Guide customers in adopting Veeva RIM and industry best practices, focusing on the continuous improvement of Regulatory data and document management

8+ years of experience in Systems Implementation, GxP Systems ownership, or Software Consulting

4+ years of experience working with or in Regulatory Operations or Regulatory Affairs specifically within the Medical Device or Diagnostics industry

Direct experience with software implementation for Veeva RIM or similar solutions (e.g.

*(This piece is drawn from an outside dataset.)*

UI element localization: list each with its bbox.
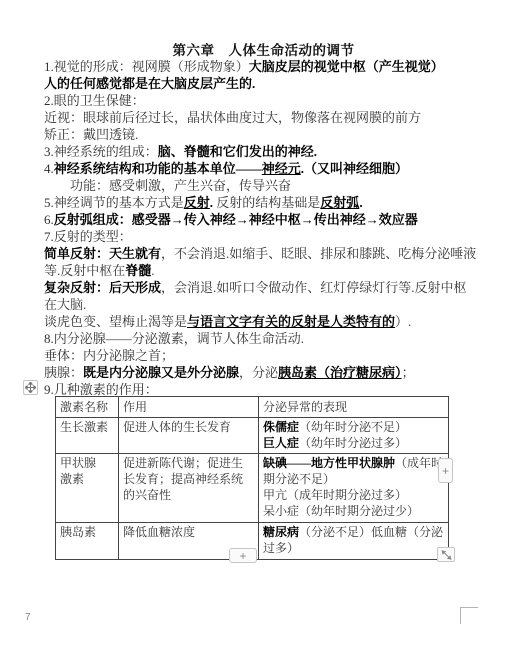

RegDesk, RIMSYS, IQVIA, Kalypso, Essenvia)

Strong understanding of global regulatory requirements, including FDA, EU MDR/IVDR, Technical Documentation structures and UDI reporting standards

Proven track record leading IT operations or implementations as a consultant, business analyst, or business sponsor

Excellent verbal and written communication skills, with the ability to design creative solutions for complex business requirements

Direct Veeva Vault implementation experience

Experience with Change Management and Management Consulting

Experience with MedTech products or Medical Devices, In-Vitro Diagnostics, Software as a Medical Device (SaMD) or combination products

Experience with UDI (Unique Device Identification) or global submission planning

Medical, dental, vision, and basic life insurance

Flexible PTO and company paid holidays

Retirement programs

1% charitable giving program

Base pay: $80,000 - $200,000

The salary range listed here has been provided to comply with local regulations and represents a potential base salary range for this role. Please note that actual salaries may vary within the range above or below, depending on experience and location. We look at compensation for each individual and base our offer on your unique qualifications, experience, and expected contributions. This position may also be eligible for other types of compensation in addition to base salary, such as variable bonus and/or stock bonus.